La jurisprudence francophone des Cours suprêmes


recherche avancée

14/10/2021 | FRANCE | N°19LY03227

France | France, Cour administrative d'appel de Lyon, 2ème chambre, 14 octobre 2021, 19LY03227


Vu la procédure suivante :

Procédure contentieuse antérieure

M. C... B... a demandé au tribunal administratif de Grenoble de prononcer la décharge du complément d'impôt sur le revenu et des contributions sociales auxquels il a été assujetti au titre de l'année 2011 et des pénalités correspondantes.

Par un jugement n° 1700958 du 28 juin 2019, le tribunal administratif de Grenoble a rejeté sa demande.

Procédure devant la cour

Par une requête et un mémoire, enregistrés le 16 août 2019 et le 11 mai 2020, M. B..., représenté par Me Marini, de

mande à la cour :

1°) d'annuler ce jugement ;

2°) de prononcer la décharge et, à titre subsidiai...

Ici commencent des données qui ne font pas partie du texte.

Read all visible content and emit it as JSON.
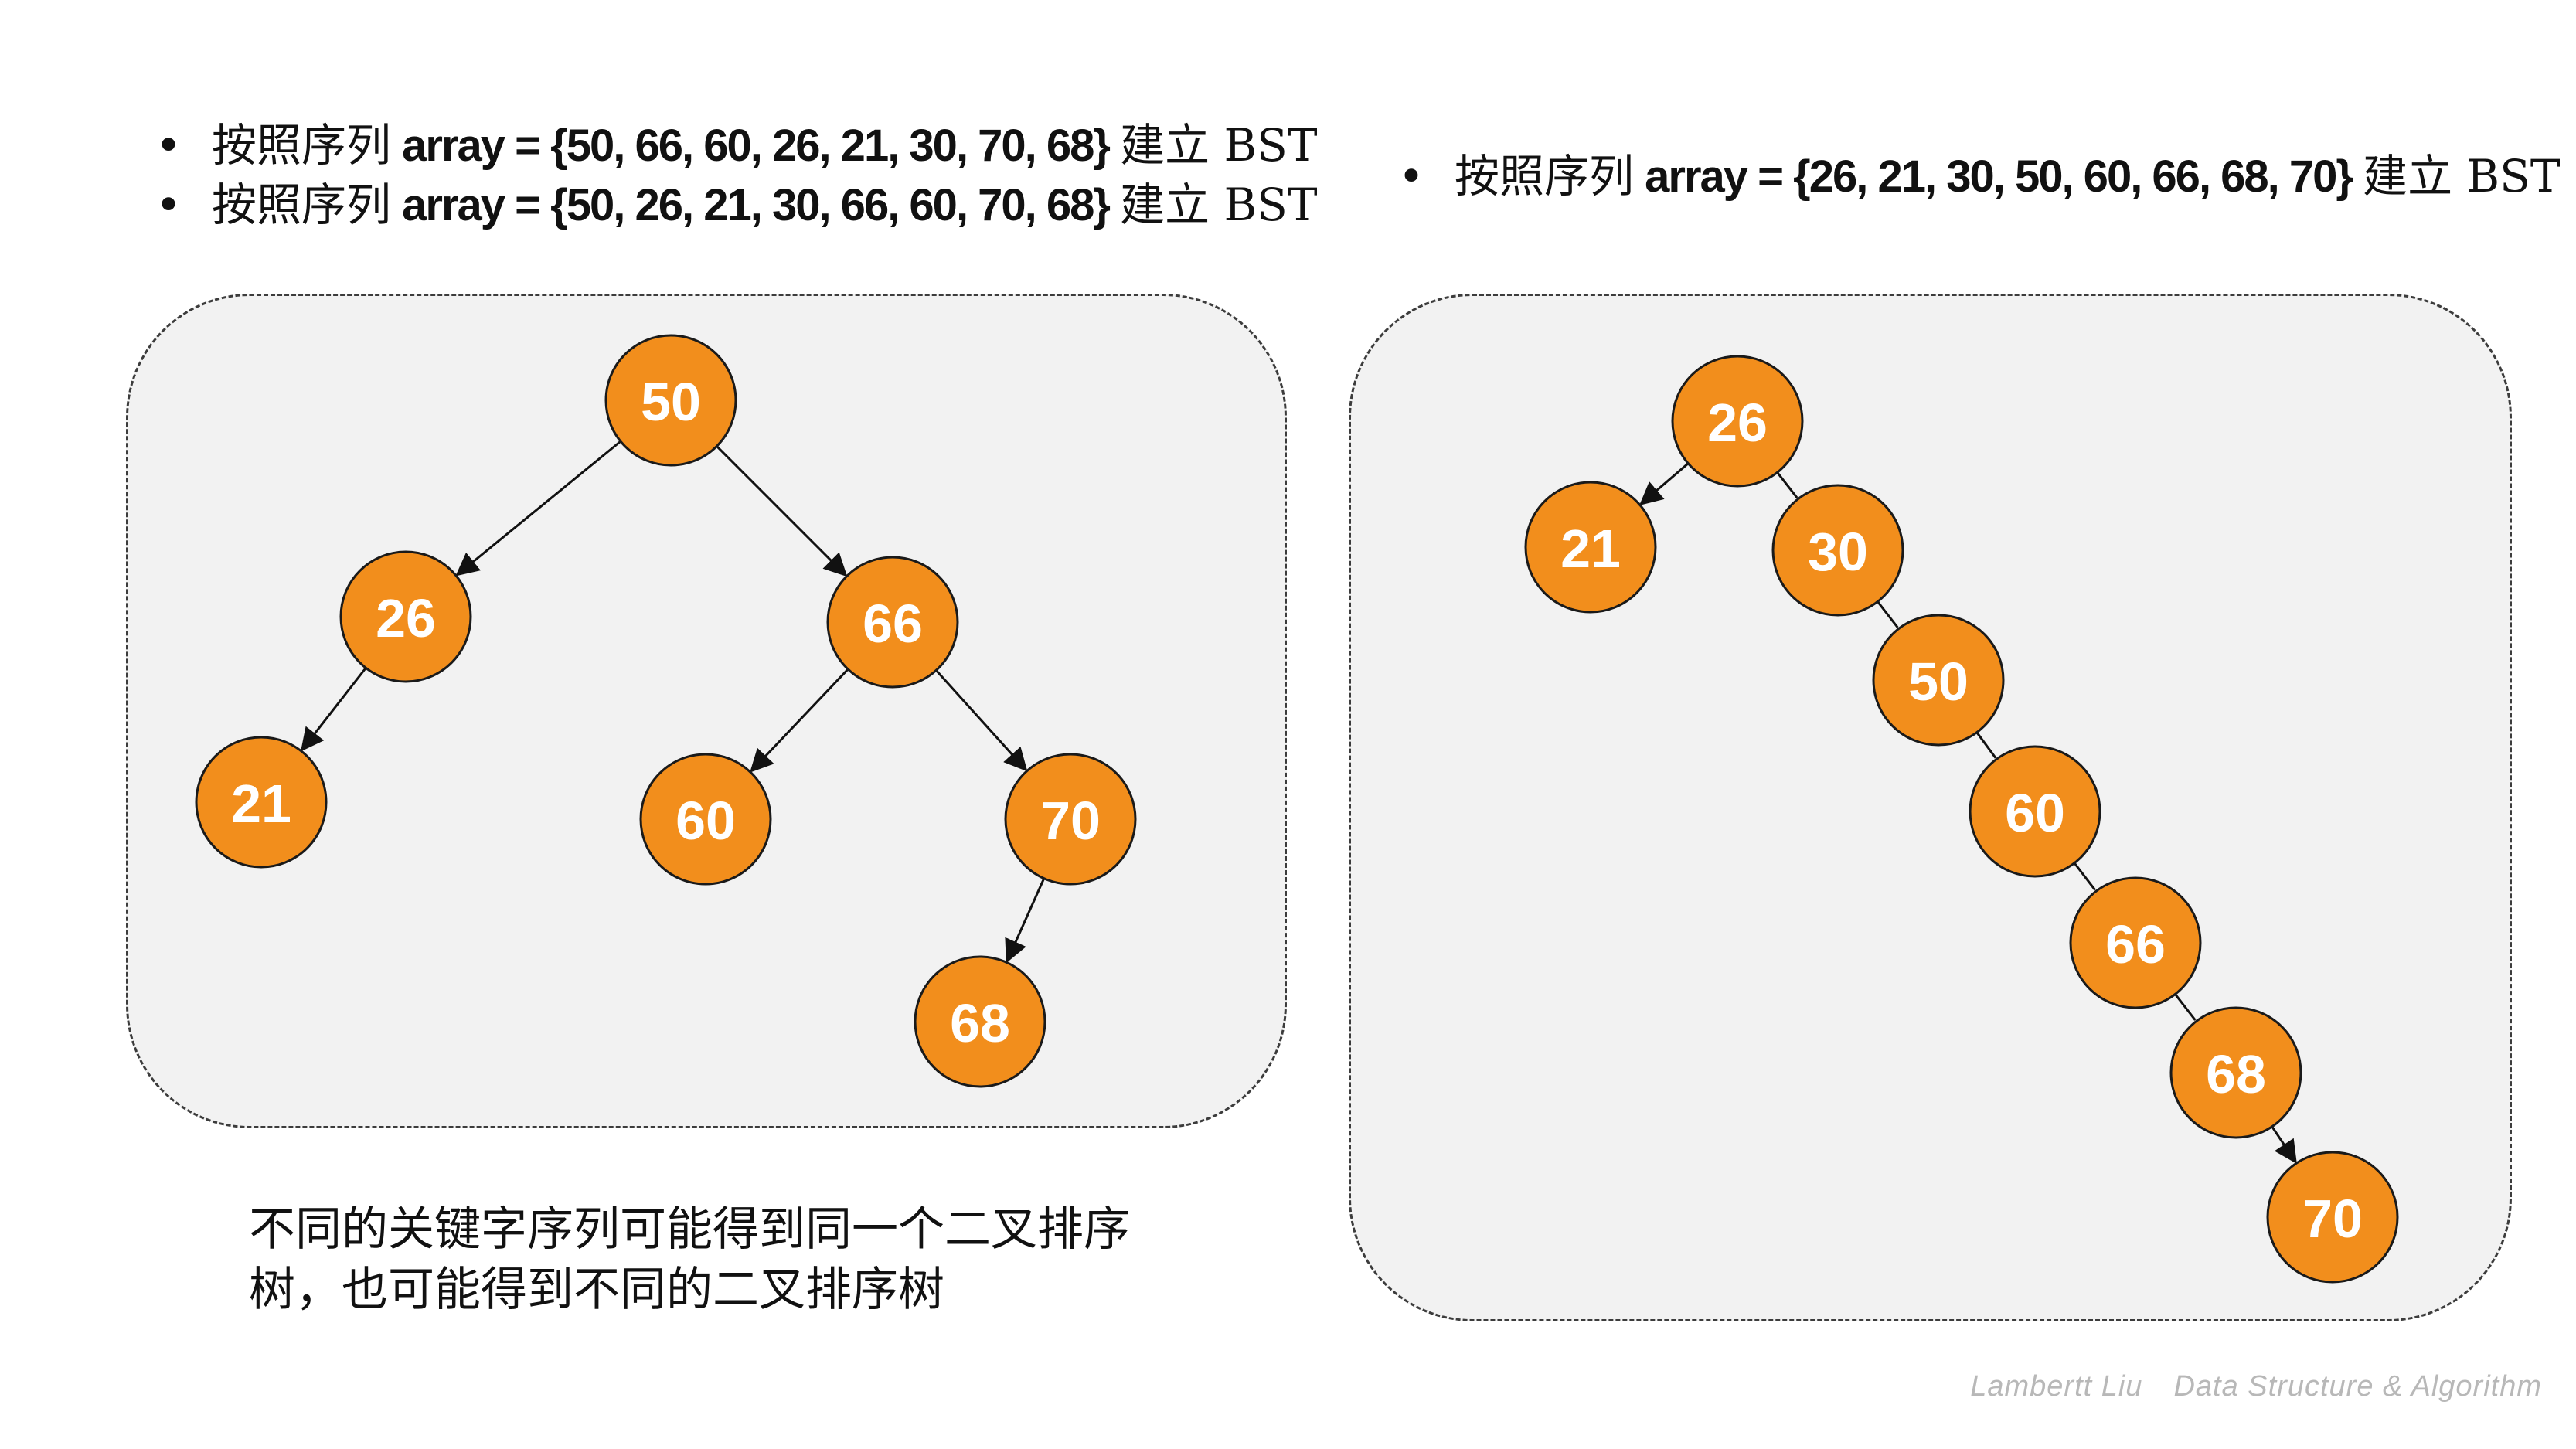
{
  "bullets_left": [
    {
      "prefix": "按照序列",
      "code": " array = {50, 66, 60, 26, 21, 30, 70, 68} ",
      "suffix": "建立 BST"
    },
    {
      "prefix": "按照序列",
      "code": " array = {50, 26, 21, 30, 66, 60, 70, 68} ",
      "suffix": "建立 BST"
    }
  ],
  "bullets_right": [
    {
      "prefix": "按照序列",
      "code": " array = {26, 21, 30, 50, 60, 66, 68, 70} ",
      "suffix": "建立 BST"
    }
  ],
  "bullet_glyph": "•",
  "caption_lines": [
    "不同的关键字序列可能得到同一个二叉排序",
    "树，也可能得到不同的二叉排序树"
  ],
  "trees": [
    {
      "panel": "left",
      "nodes": [
        "50",
        "26",
        "66",
        "21",
        "60",
        "70",
        "68"
      ],
      "edges": [
        [
          "50",
          "26"
        ],
        [
          "50",
          "66"
        ],
        [
          "26",
          "21"
        ],
        [
          "66",
          "60"
        ],
        [
          "66",
          "70"
        ],
        [
          "70",
          "68"
        ]
      ]
    },
    {
      "panel": "right",
      "nodes": [
        "26",
        "21",
        "30",
        "50",
        "60",
        "66",
        "68",
        "70"
      ],
      "edges": [
        [
          "26",
          "21"
        ],
        [
          "26",
          "30"
        ],
        [
          "30",
          "50"
        ],
        [
          "50",
          "60"
        ],
        [
          "60",
          "66"
        ],
        [
          "66",
          "68"
        ],
        [
          "68",
          "70"
        ]
      ]
    }
  ],
  "colors": {
    "node_fill": "#f28e1c",
    "node_stroke": "#1a1a1a",
    "node_text": "#ffffff",
    "panel_fill": "#f2f2f2",
    "panel_border": "#3c3c3c",
    "watermark": "#b8b8b8"
  },
  "watermark": {
    "author": "Lambertt Liu",
    "topic": "Data Structure & Algorithm"
  }
}
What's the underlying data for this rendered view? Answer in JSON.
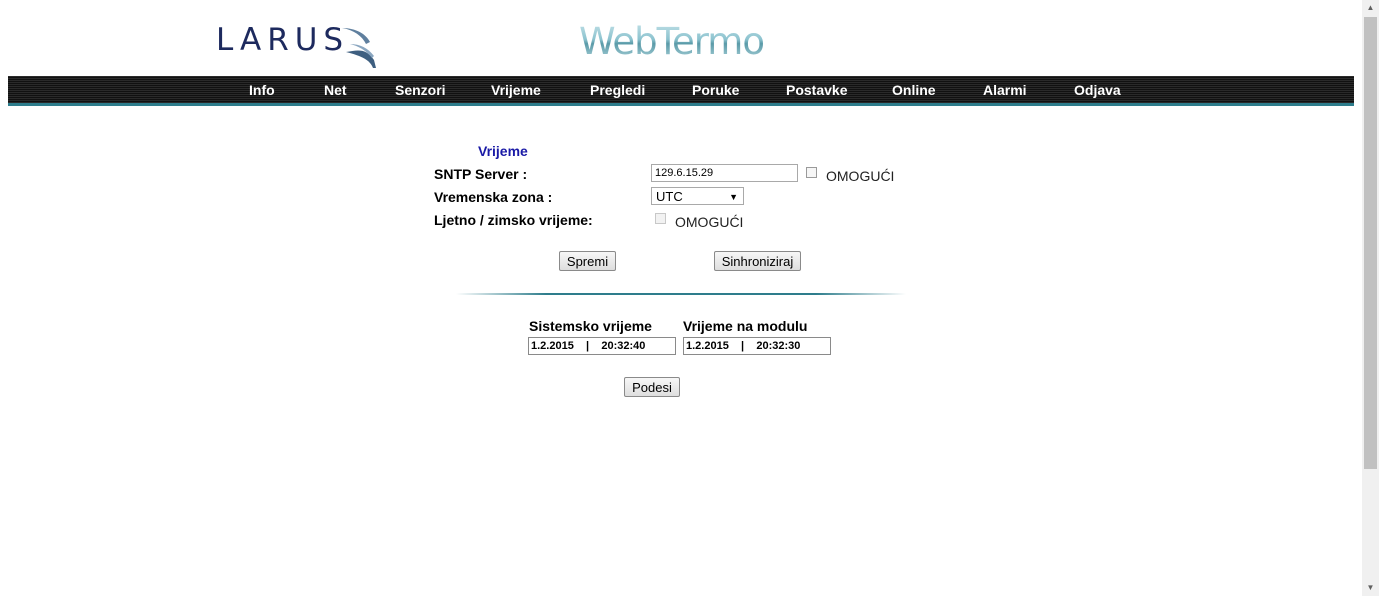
{
  "header": {
    "larus_logo": "LARUS",
    "webtermo_logo": [
      "Web",
      "Termo"
    ]
  },
  "nav": {
    "items": [
      "Info",
      "Net",
      "Senzori",
      "Vrijeme",
      "Pregledi",
      "Poruke",
      "Postavke",
      "Online",
      "Alarmi",
      "Odjava"
    ]
  },
  "form": {
    "title": "Vrijeme",
    "sntp_label": "SNTP Server :",
    "sntp_value": "129.6.15.29",
    "sntp_enable_label": "OMOGUĆI",
    "timezone_label": "Vremenska zona :",
    "timezone_value": "UTC",
    "dst_label": "Ljetno / zimsko vrijeme:",
    "dst_enable_label": "OMOGUĆI",
    "save_button": "Spremi",
    "sync_button": "Sinhroniziraj"
  },
  "times": {
    "system_label": "Sistemsko vrijeme",
    "system_value": "1.2.2015    |    20:32:40",
    "module_label": "Vrijeme na modulu",
    "module_value": "1.2.2015    |    20:32:30",
    "set_button": "Podesi"
  },
  "colors": {
    "accent": "#2e7d8c",
    "title_blue": "#1a1aa6",
    "logo_navy": "#1d2a5e"
  }
}
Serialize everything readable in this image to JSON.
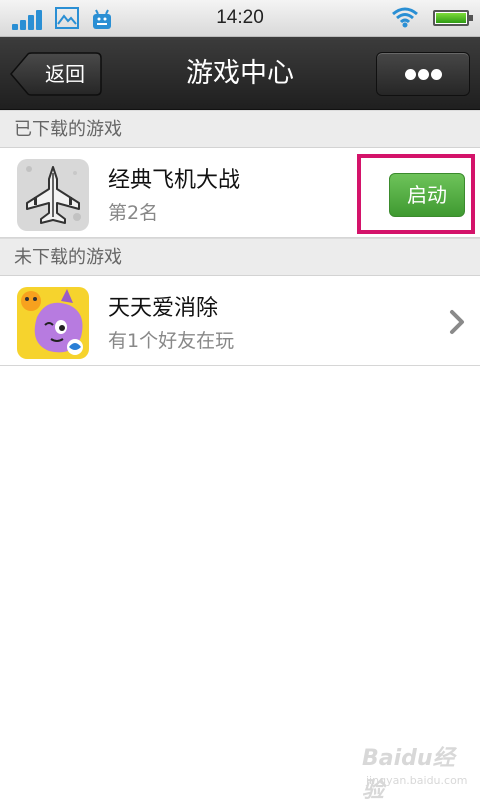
{
  "status_bar": {
    "time": "14:20",
    "icons": [
      "signal-icon",
      "image-icon",
      "android-store-icon",
      "wifi-icon",
      "battery-icon"
    ]
  },
  "nav": {
    "back_label": "返回",
    "title": "游戏中心",
    "more_icon": "more-dots-icon"
  },
  "sections": {
    "downloaded": {
      "header": "已下载的游戏",
      "games": [
        {
          "name": "经典飞机大战",
          "subtitle": "第2名",
          "action_label": "启动",
          "icon": "plane-game-icon"
        }
      ]
    },
    "not_downloaded": {
      "header": "未下载的游戏",
      "games": [
        {
          "name": "天天爱消除",
          "subtitle": "有1个好友在玩",
          "icon": "match-game-icon"
        }
      ]
    }
  },
  "watermark": {
    "brand": "Baidu经验",
    "url": "jingyan.baidu.com"
  },
  "colors": {
    "nav_bg": "#2a2a2a",
    "launch_button": "#4fae3f",
    "highlight": "#d4136a",
    "status_blue": "#2a8fd4"
  }
}
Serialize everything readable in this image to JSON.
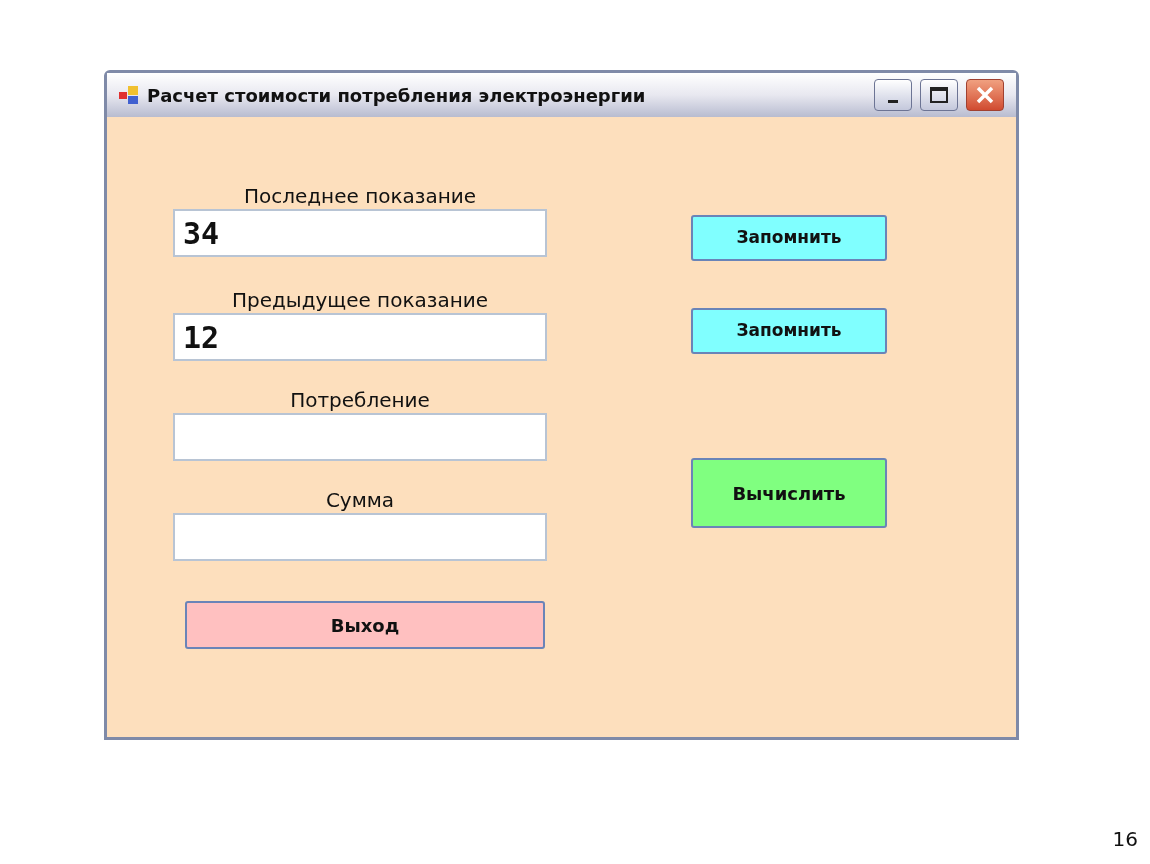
{
  "window": {
    "title": "Расчет стоимости потребления электроэнергии"
  },
  "fields": [
    {
      "label": "Последнее показание",
      "value": "34"
    },
    {
      "label": "Предыдущее показание",
      "value": "12"
    },
    {
      "label": "Потребление"
    },
    {
      "label": "Сумма"
    }
  ],
  "buttons": [
    {
      "label": "Запомнить",
      "kind": "save"
    },
    {
      "label": "Запомнить",
      "kind": "save"
    },
    {
      "label": "Вычислить",
      "kind": "compute"
    }
  ],
  "exit_button": {
    "label": "Выход"
  },
  "slide_number": "16"
}
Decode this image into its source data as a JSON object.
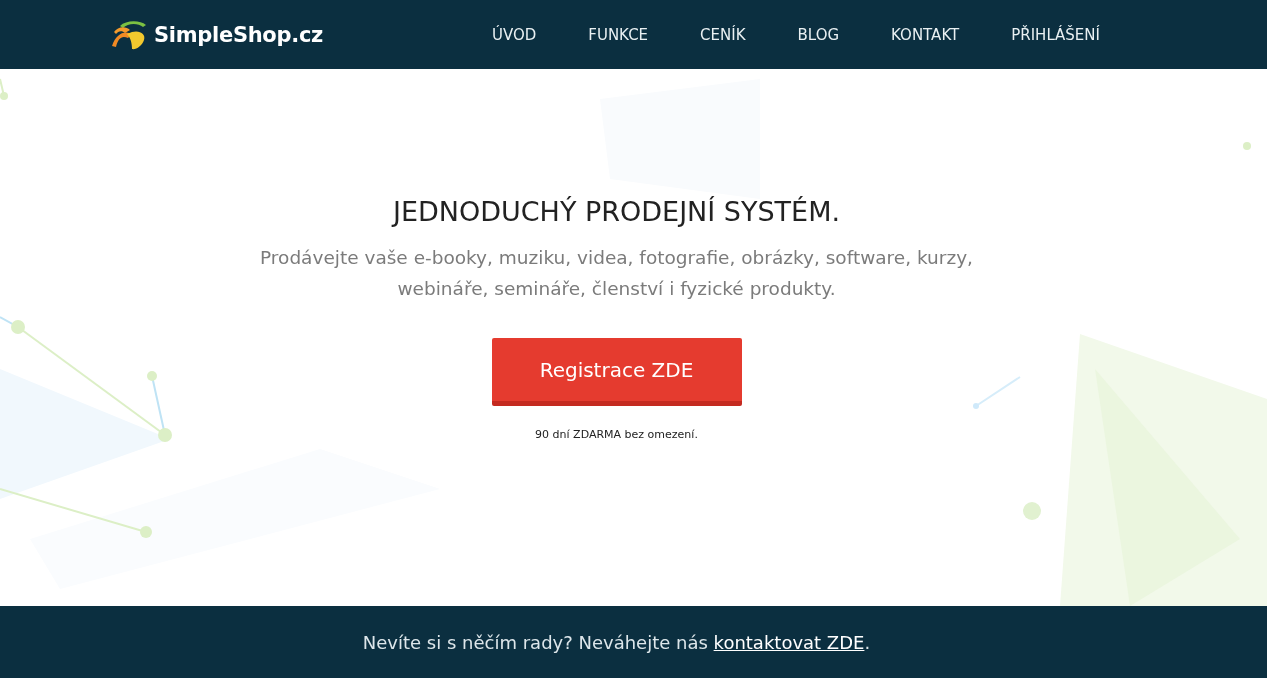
{
  "header": {
    "logo_text": "SimpleShop.cz",
    "nav": [
      {
        "label": "ÚVOD"
      },
      {
        "label": "FUNKCE"
      },
      {
        "label": "CENÍK"
      },
      {
        "label": "BLOG"
      },
      {
        "label": "KONTAKT"
      },
      {
        "label": "PŘIHLÁŠENÍ"
      }
    ]
  },
  "hero": {
    "title": "JEDNODUCHÝ PRODEJNÍ SYSTÉM.",
    "subtitle": "Prodávejte vaše e-booky, muziku, videa, fotografie, obrázky, software, kurzy, webináře, semináře, členství i fyzické produkty.",
    "cta_button": "Registrace ZDE",
    "note": "90 dní ZDARMA bez omezení."
  },
  "footer": {
    "text": "Nevíte si s něčím rady? Neváhejte nás",
    "link": "kontaktovat ZDE",
    "text_after": "."
  }
}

Vu la procédure suivante :

Procédure contentieuse antérieure

M. C... B... a demandé au tribunal administratif de Grenoble de prononcer la décharge du complément d'impôt sur le revenu et des contributions sociales auxquels il a été assujetti au titre de l'année 2011 et des pénalités correspondantes.

Par un jugement n° 1700958 du 28 juin 2019, le tribunal administratif de Grenoble a rejeté sa demande.

Procédure devant la cour

Par une requête et un mémoire, enregistrés le 16 août 2019 et le 11 mai 2020, M. B..., représenté par Me Marini, demande à la cour :

1°) d'annuler ce jugement ;

2°) de prononcer la décharge et, à titre subsidiaire, la réduction, à concurrence d'un montant de 670 180 euros en droits, de ces impositions et des pénalités correspondantes.

Il soutient que :

- la procédure d'imposition est irrégulière en raison de l'incompétence territoriale de l'agent des impôts qui a effectué la vérification de comptabilité, le certificat d'identité déposé au bureau des hypothèques de Chambéry n'attribuant pas compétence au service des impôts de Moutiers ;

- la déclaration 2048-IMM ne vise pas le cas de la taxation d'une plus-value latente dégagée à l'occasion d'un changement de régime fiscal ; la déclaration à souscrire devait être déposée auprès du service territorial dont dépendant le siège social de la société et leur domicile, c'est-à-dire, respectivement, Paris et Neuilly-sur-Seine ;

- le fait générateur de l'imposition est le changement de régime fiscal, décidée par les associés le 11 janvier 2012 ;

- en sa qualité de nu-propriétaire de la moitié des parts de la SCI Loisimeg, il ne pouvait être assujetti aux impositions en litige qui doivent être établies au nom de l'usufruitier des parts.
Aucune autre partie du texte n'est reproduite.